Andrew and Phyllis Hollis were divorced in Michigan in 1973. He then was a sergeant in the Army. The Michigan court ordered him to maintain for specified periods the usual military allotment for the three minor children of the marriage.3 About ten years later, Phyllis Hollis, asserting that her ex-husband had only "marginally" complied with the order, asked the Army's Finance and Accounting Center to furnish to her attorney a record of the amounts deducted from his pay and presumably remitted to her.4 Somewhat later, through her attorney, she called upon her congressman for help, and he wrote a letter in her behalf.5 The Army then responded, revealing to the congressman the child-support deductions during part but not all of the period following the divorce,6 and the congressman forwarded this information to Phyllis Hollis.

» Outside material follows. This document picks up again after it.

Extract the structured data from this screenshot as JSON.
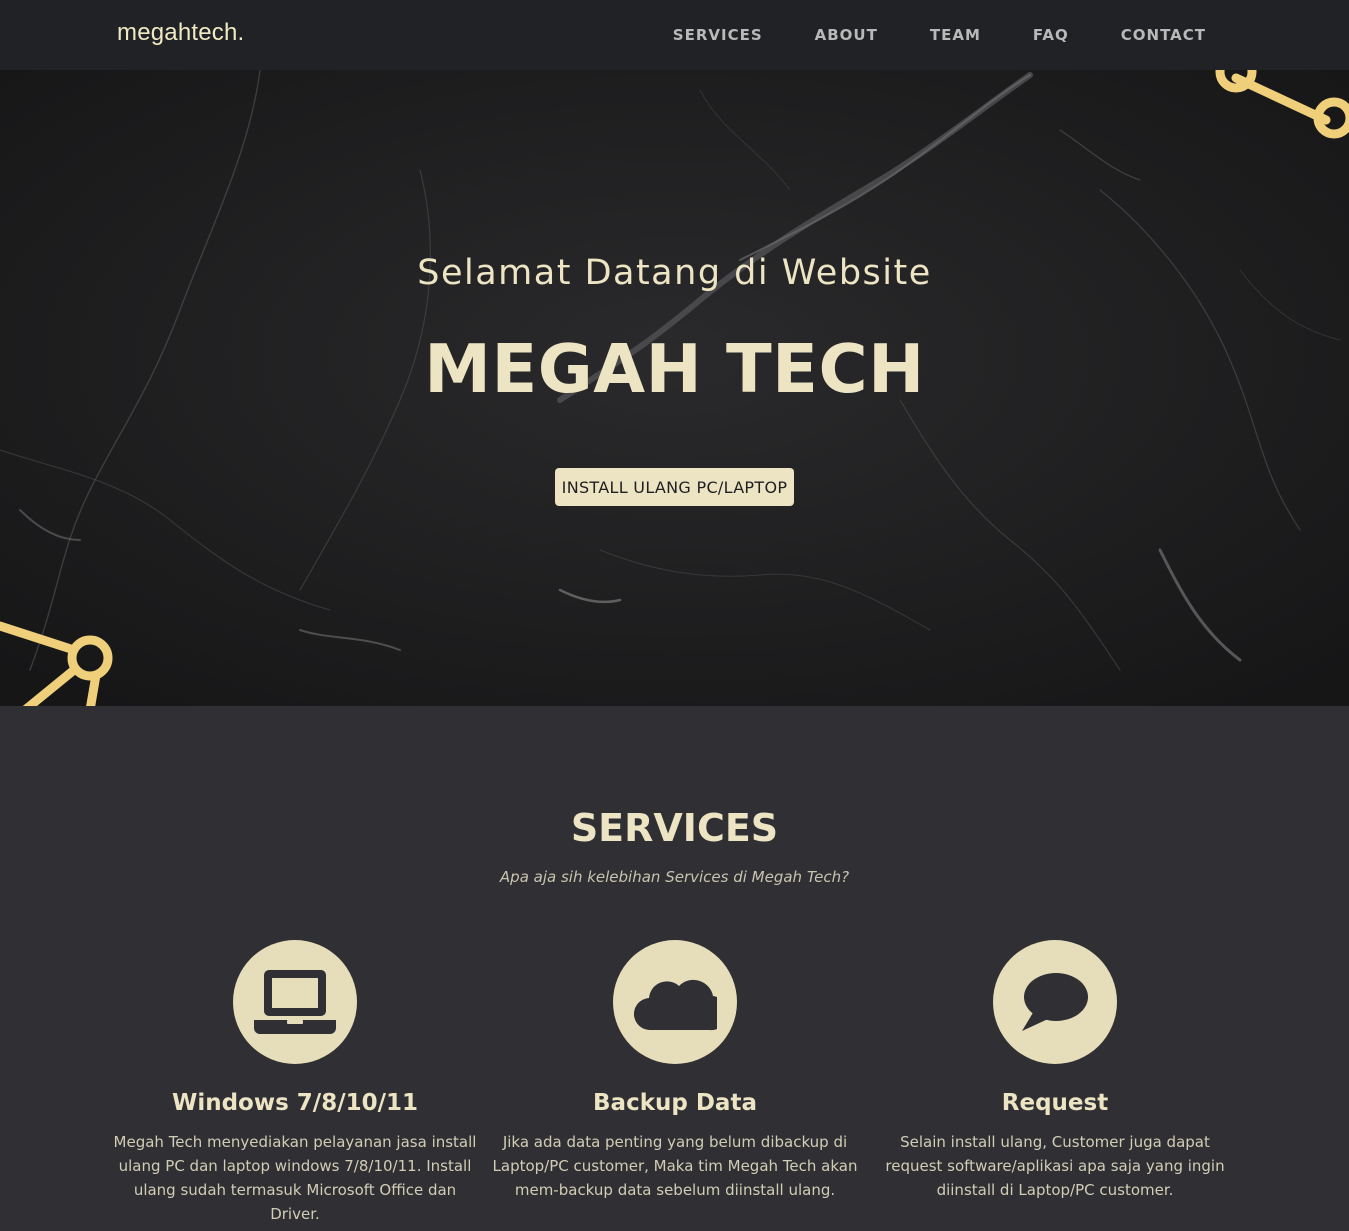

Subsequently, Phyllis Hollis' attorney solicited a sworn statement incorporating the same data.7 The Army again complied,8 and afterwards the child-support payments were judicially declared to be in arrears.9 The parties eventually settled the matter of back payments.10


In the case at bar, Andrew Hollis charges that the Army's accountings to the congressman and the attorney of the child-support deductions violated the Privacy Act, causing him "great loss and embarrassment."11 The District Court, on the Army's motion, dismissed his complaint under Federal Civil Rule 12(b)(6)12 for failure to state a claim upon which relief could be granted.13 The court held that no disclosure within the meaning of the Act had occurred because Phyllis Hollis, as the direct recipient of the child-support payments, already knew what had been remitted to her.14 Additionally, the court, noting that materials mandatorily disclosable under the Freedom of Information Act (FOIA)15 are excluded from the Privacy Act's strictures,16 reasoned that provision of the allotment record to Phyllis Hollis did not constitute "a clearly unwarranted invasion of [Andrew Hollis'] personal privacy" under FOIA Exemption 6,17 and thus that its release was required by FOIA.18


Andrew Hollis presses three primary theses here. First, he argues that the District Court drew from materials outside his complaint factual inferences favorable to the Army, and impermissibly transformed the Army's motion to dismiss into a motion for summary judgment.19 Second, he insists that release of the child-support record was proscribed by the Privacy Act, and that in any event there was a factual dispute precluding summary judgment.20 Third, he asserts that FOIA did not compel the Army to disclose this information, and that the District Court misapplied the factors relevant to the FOIA Exemption 6 balancing test.21 We turn to analyze these contentions to the extent that they bear on our disposition.22



There was an early period during which some courts held that on a Rule 12(b)(6) motion to dismiss a complaint for failure to state a claim upon which relief could be granted, materials extrinsic to the complaint could not be considered.23 Since 1948, however, Rule 12(b) has provided that if "matters outside the pleading are presented to and not excluded by the court, the motion shall be treated as one for summary judgment and disposed of as provided in Rule 56."24 Nonetheless, the court's authority to turn a motion to dismiss into one for summary-judgment is not wholly unbridled. When a motion to dismiss is converted into a motion for summary judgment, Rule 12(b) provides that "all parties shall be given reasonable opportunity to present all materials made pertinent to such a motion by Rule 56."25 Rule 56(c) requires a summary-judgment motion to be served at least ten days before the time fixed for hearing, and allows the parties to support or oppose the motion with specified materials, including extrinsic matter presented by affidavit, deposition or in some other fashion. Then, if there "is no genuine issue as to any material fact ... and the moving party is entitled to a judgment as a matter of law," the motion must be granted; otherwise, it must be denied.26


When the District Court made the ruling contested here, it had before it Andrew Hollis' complaint, the Army's motion to dismiss and attached exhibits, and the opposition to that motion. There is no indication in the record that the court excluded any of these materials, nor did the court announce that it would deal with the motion as one for summary judgment. This, it is urged, was reversible error, but we cannot subscribe to this position.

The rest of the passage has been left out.